Good quality proteins are found in oily fish, meats, bones, beans and wholegrain cereals. Pairing protein rich foods are a great combination for replenishing your stores of collagen and amino acids.
Bone broth is a fantastic source of collagen, proteins and essential minerals.
“In terms of nutritional information, one cup of bone broth contains 9g of protein, 40mg of calcium, up to 4.8mg of magnesium, up to 19mg of phosphorous, collagen, glucosamine, chondroitin, and amino acids.”
Zinc is required for mental development and for collagen formation amongst other functions. It is found in beef and chicken, nuts (cashew and almonds), lentils, oatmeal and mushrooms.
Chicken soup, good quality fish and free-range eggs are all sources of good quality proteins. They can be paired with citrus fruit or high antioxidant foods, to boost benefits and greatly support your physical and mental recovery as well as keeping tiredness at bay.
Best foods for the brain
“Both human and non-human animal research suggests that the brain undergoes substantial structural and functional changes during pregnancy and the postpartum period.” (Source: https://academic.oup.com)
Research shows that the best brain foods are the same ones that protect the heart and blood vessels, such as green leafy vegetables, fatty fish, berries or walnuts. Those foods provide the brain with essential nutrients: folate, Vitamin K, Omegas and copper amongst others.
Copper works with Zinc and vitamin C for a healthy immune system, collagen formation and healthy red blood cells. It also plays an important role in memory and brain function (Nourishing Traditions, S. Fallon, 2001). Copper is found in beef liver, shiitake mushrooms, cashew nuts, dark chocolate and sunflower seeds.
It is generally well established that optimum nutrition should be provided to the growing brain of babies, children and even throughout the adolescent years. However, it is less so emphasised during the postpartum period, although there is a growing body of research suggesting that the Matrescence process involves major brain structural changes such as pruning, reduction in size of the grey matter and major new connections.

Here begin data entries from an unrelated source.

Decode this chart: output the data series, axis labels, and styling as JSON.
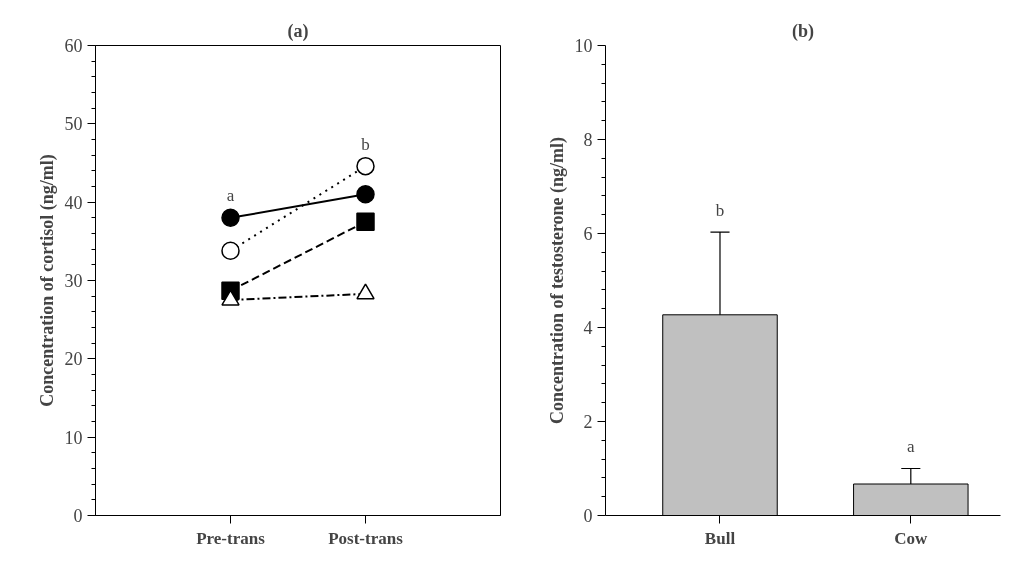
{
  "chart_data": [
    {
      "type": "line",
      "title": "(a)",
      "ylabel": "Concentration of cortisol (ng/ml)",
      "categories": [
        "Pre-trans",
        "Post-trans"
      ],
      "series": [
        {
          "color": "#000000",
          "values": [
            38,
            41
          ],
          "marker": "circle",
          "line_style": "solid"
        },
        {
          "color": "#ffffff",
          "values": [
            33.8,
            44.6
          ],
          "marker": "circle",
          "line_style": "dotted"
        },
        {
          "color": "#000000",
          "values": [
            28.7,
            37.5
          ],
          "marker": "square",
          "line_style": "dashed"
        },
        {
          "color": "#ffffff",
          "values": [
            27.5,
            28.3
          ],
          "marker": "triangle",
          "line_style": "dashdot"
        }
      ],
      "ylim": [
        0,
        60
      ],
      "yticks": [
        0,
        {
          "value": 2,
          "label": null
        },
        {
          "value": 4,
          "label": null
        },
        {
          "value": 6,
          "label": null
        },
        {
          "value": 8,
          "label": null
        },
        10,
        {
          "value": 12,
          "label": null
        },
        {
          "value": 14,
          "label": null
        },
        {
          "value": 16,
          "label": null
        },
        {
          "value": 18,
          "label": null
        },
        20,
        {
          "value": 22,
          "label": null
        },
        {
          "value": 24,
          "label": null
        },
        {
          "value": 26,
          "label": null
        },
        {
          "value": 28,
          "label": null
        },
        30,
        {
          "value": 32,
          "label": null
        },
        {
          "value": 34,
          "label": null
        },
        {
          "value": 36,
          "label": null
        },
        {
          "value": 38,
          "label": null
        },
        40,
        {
          "value": 42,
          "label": null
        },
        {
          "value": 44,
          "label": null
        },
        {
          "value": 46,
          "label": null
        },
        {
          "value": 48,
          "label": null
        },
        50,
        {
          "value": 52,
          "label": null
        },
        {
          "value": 54,
          "label": null
        },
        {
          "value": 56,
          "label": null
        },
        {
          "value": 58,
          "label": null
        },
        60
      ],
      "annotations": [
        "a",
        "b"
      ],
      "grid": false
    },
    {
      "type": "bar",
      "title": "(b)",
      "ylabel": "Concentration of testosterone (ng/ml)",
      "categories": [
        "Bull",
        "Cow"
      ],
      "values": [
        4.27,
        0.67
      ],
      "color": "#c0c0c0",
      "errors": [
        [
          4.27,
          6.03
        ],
        [
          0.67,
          1.0
        ]
      ],
      "ylim": [
        0,
        10
      ],
      "yticks": [
        0,
        {
          "value": 0.4,
          "label": null
        },
        {
          "value": 0.8,
          "label": null
        },
        {
          "value": 1.2,
          "label": null
        },
        {
          "value": 1.6,
          "label": null
        },
        2,
        {
          "value": 2.4,
          "label": null
        },
        {
          "value": 2.8,
          "label": null
        },
        {
          "value": 3.2,
          "label": null
        },
        {
          "value": 3.6,
          "label": null
        },
        4,
        {
          "value": 4.4,
          "label": null
        },
        {
          "value": 4.8,
          "label": null
        },
        {
          "value": 5.2,
          "label": null
        },
        {
          "value": 5.6,
          "label": null
        },
        6,
        {
          "value": 6.4,
          "label": null
        },
        {
          "value": 6.8,
          "label": null
        },
        {
          "value": 7.2,
          "label": null
        },
        {
          "value": 7.6,
          "label": null
        },
        8,
        {
          "value": 8.4,
          "label": null
        },
        {
          "value": 8.8,
          "label": null
        },
        {
          "value": 9.2,
          "label": null
        },
        {
          "value": 9.6,
          "label": null
        },
        10
      ],
      "annotations": [
        "b",
        "a"
      ],
      "grid": false
    }
  ]
}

Lactation and diet, myths and facts
“Breastfeeding mothers generally need more calories to meet their nutritional needs while breastfeeding. An additional 330 to 400 kilocalories (kcal) per day is recommended for well-nourished breastfeeding mothers.”

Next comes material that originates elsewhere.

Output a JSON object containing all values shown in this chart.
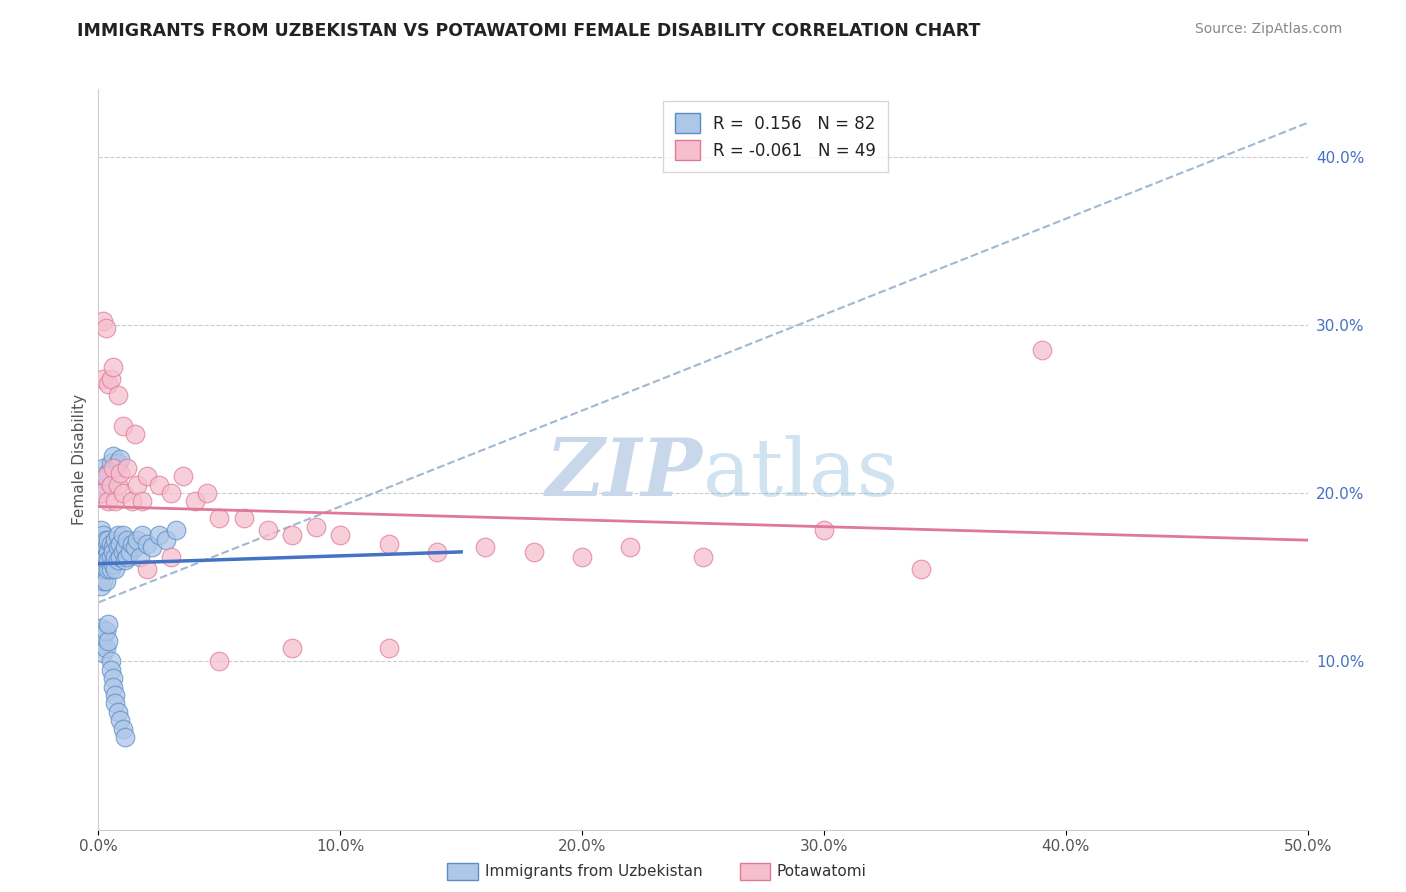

It is recommended that a breastfeeding mother have a nutrient dense diet with protein, Iodine, Choline, Omega-3, iron, zinc and B12 vitamins and wholegrain foods.
It is a myth to suggest that there are some foods to be avoided completely during breastfeeding. It is best to keep to a minimum caffeine consumption. Fish can accumulate mercury into its flesh, eating a wide variety of types of fish and choosing good quality fish is best.

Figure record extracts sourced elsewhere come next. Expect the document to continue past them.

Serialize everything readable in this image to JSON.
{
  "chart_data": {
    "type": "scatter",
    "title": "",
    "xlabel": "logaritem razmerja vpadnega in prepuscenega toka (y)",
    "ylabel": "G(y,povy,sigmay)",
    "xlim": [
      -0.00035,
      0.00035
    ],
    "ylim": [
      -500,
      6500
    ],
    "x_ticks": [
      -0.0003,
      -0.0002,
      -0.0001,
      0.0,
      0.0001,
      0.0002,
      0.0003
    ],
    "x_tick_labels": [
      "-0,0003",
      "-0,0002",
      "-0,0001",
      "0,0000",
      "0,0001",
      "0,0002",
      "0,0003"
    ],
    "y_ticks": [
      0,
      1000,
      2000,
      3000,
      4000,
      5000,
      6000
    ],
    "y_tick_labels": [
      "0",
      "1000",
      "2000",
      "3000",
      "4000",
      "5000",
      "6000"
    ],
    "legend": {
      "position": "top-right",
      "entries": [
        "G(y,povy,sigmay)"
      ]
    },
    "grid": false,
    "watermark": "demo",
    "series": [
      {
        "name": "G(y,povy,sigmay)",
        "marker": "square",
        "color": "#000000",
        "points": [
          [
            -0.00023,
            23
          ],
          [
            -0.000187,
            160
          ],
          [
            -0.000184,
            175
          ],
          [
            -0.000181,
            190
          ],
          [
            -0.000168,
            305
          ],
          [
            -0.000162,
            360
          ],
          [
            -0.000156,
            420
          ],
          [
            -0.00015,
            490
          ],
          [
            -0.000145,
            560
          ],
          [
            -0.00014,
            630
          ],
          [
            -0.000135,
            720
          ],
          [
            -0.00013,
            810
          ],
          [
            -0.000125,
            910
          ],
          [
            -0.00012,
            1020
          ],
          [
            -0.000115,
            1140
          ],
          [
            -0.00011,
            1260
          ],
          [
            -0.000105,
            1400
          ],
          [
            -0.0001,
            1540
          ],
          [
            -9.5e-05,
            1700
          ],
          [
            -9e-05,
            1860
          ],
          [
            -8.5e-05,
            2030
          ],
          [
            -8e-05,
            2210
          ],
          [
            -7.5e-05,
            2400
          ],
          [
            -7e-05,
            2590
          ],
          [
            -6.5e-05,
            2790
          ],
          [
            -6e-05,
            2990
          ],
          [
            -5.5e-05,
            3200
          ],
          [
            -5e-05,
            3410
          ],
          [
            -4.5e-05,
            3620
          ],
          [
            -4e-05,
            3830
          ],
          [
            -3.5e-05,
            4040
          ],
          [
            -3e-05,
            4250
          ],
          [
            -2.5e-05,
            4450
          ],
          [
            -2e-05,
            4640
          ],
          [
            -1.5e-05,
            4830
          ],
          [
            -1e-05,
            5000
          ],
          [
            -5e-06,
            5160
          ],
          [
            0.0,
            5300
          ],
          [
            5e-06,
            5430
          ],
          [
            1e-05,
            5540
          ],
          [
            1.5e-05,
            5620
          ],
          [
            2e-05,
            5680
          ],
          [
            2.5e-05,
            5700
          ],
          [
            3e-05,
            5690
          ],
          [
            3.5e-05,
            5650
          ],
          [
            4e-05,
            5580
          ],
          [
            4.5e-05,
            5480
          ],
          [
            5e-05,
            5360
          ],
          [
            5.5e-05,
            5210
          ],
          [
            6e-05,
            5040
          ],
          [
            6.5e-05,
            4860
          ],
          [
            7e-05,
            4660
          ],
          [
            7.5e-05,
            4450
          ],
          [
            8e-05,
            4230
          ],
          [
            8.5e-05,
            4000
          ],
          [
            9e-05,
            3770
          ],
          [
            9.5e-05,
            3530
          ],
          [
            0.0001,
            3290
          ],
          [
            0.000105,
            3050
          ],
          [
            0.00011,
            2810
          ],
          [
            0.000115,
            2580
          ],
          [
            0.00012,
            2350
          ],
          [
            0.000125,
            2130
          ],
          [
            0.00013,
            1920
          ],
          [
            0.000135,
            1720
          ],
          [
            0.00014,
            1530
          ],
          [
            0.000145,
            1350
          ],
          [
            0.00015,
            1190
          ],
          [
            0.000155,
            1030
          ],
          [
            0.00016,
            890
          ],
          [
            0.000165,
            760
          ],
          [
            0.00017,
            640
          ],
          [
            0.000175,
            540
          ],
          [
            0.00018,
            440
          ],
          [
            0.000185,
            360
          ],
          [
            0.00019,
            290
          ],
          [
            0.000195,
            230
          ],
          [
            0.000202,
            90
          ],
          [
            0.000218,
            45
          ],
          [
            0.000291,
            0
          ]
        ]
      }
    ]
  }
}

The postpartum period should be seen as a major life event, a milestone in a woman’s life and a respected rite of passage.
There are 4 main pillars to postpartum recovery. These are rest, nourishing foods, loving touch and the caring support of other women (your village). Without these essential components of postnatal care, a woman may be left feeling depleted and uncared for.
Nutrition should be kept at the heart of postnatal recovery for every woman. This allows her to recover physically from the pregnancy and childbirth experience, as well as providing her with energy during the early postpartum. A diet that provides the postpartum mum with nutrient dense meals, plenty of healthy snacks and generally warming and easily digested food is essential.
Replenishing her stores of nutrients and allowing her to rest should be the main priority. Social support from other women whom she can trust with her emotions, changes and with caring for her and her new-born is fundamental.
A Postpartum Doula with expertise in nutrition and postnatal recovery is an asset that should be considered for every new mother.